Baby was born 35 minutes later. It happened quickly and I had my husband held captive on the other side of the birth ball, pulling on him so he couldn’t catch the baby as planned. The student midwife (who was awesome) caught him and pulled him up under me as I sat back to pull him up. They helped us onto the edge of the bed as they were checking him. I birthed the placenta not long afterwards. Our first son was able to join us soon afterwards to meet his little brother.  

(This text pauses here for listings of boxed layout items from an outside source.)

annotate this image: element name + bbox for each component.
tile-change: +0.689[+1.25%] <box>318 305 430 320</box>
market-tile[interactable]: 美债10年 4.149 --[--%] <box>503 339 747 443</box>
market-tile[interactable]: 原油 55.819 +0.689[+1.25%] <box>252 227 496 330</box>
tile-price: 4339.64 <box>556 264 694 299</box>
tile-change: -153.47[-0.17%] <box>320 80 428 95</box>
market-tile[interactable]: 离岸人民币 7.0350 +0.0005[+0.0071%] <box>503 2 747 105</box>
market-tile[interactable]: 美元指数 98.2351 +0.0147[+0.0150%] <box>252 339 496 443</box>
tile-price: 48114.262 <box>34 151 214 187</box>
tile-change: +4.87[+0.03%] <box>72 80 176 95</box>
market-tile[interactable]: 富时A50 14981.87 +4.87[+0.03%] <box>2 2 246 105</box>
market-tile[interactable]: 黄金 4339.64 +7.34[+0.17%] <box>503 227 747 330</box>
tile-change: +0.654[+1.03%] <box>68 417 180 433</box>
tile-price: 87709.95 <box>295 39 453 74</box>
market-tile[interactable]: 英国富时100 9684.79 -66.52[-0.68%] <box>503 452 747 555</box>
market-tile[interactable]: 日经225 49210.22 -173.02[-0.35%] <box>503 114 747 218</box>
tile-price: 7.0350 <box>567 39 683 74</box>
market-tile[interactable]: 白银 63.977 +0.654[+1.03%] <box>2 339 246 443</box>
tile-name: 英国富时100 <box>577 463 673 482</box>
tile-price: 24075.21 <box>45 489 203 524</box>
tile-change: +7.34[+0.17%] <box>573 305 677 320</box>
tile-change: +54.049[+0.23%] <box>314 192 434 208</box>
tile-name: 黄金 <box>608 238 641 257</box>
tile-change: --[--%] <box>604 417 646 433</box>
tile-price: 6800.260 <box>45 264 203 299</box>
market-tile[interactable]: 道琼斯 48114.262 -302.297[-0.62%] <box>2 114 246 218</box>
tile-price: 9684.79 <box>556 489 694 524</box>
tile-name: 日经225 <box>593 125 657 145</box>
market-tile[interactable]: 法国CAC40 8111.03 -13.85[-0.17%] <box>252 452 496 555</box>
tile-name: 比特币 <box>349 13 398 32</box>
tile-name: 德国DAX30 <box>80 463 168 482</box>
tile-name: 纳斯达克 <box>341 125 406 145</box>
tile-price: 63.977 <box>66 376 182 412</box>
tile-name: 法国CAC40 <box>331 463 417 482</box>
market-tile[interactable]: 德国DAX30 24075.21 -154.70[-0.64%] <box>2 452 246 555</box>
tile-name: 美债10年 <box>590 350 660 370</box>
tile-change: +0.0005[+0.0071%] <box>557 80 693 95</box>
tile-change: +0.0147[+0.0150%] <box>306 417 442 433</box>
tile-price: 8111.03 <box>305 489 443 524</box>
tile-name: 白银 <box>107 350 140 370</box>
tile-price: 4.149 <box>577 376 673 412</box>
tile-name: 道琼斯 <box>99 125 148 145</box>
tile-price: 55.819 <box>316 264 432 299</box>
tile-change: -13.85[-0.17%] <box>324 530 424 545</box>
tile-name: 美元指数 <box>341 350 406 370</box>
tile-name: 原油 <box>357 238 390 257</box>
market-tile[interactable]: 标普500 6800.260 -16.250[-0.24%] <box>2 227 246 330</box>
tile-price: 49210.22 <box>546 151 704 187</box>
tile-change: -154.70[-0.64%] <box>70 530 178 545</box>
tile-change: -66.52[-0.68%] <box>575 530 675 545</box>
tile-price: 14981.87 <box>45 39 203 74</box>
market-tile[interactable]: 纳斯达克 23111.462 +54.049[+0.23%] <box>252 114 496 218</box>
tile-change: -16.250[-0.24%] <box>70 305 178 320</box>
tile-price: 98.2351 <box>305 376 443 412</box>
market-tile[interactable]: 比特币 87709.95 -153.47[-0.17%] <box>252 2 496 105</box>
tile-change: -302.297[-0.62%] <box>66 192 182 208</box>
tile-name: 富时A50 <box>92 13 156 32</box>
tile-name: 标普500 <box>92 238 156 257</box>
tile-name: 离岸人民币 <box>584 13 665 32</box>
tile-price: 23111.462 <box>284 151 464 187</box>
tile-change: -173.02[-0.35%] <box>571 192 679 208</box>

So, it was an extremely long labor which gave me a great opportunity for mental strength and a very short, spontaneous pushing phase which taught me full on personal power and trust. I should add, little man also surprised us with a nuchal hand (hand presenting alongside his head as he came out). I am so very grateful to my fantastic midwife team (Michelle Freund, LM and Christina Evans, student midwife) and my extremely loving and supportive husband. The long labor was hard on him too but he never gave up on me or us. He understood my desires for a spontaneous normal birth for my VBAC (vaginal birth after cesarean) and he showed up for all aspects of the prenatal care and supportive role before, during and after labor. I am so proud of the team our family of four has become. I’m so grateful I was able to give birth to my son at home with a normal, spontaneous birth. I planned a homebirth way before COVID hit but I was even more grateful to have planned one when it did. Although it wasn’t without stress, I felt safer from interventions or policies that I didn’t agree with. I now have experience having a son by scheduled cesarean in a hospital with no labor, and a long labor, nuchal hand HBAC. Grateful for the blessings and lessons with each. 

Congratulations, Veronica, and thank you for sharing your story with us!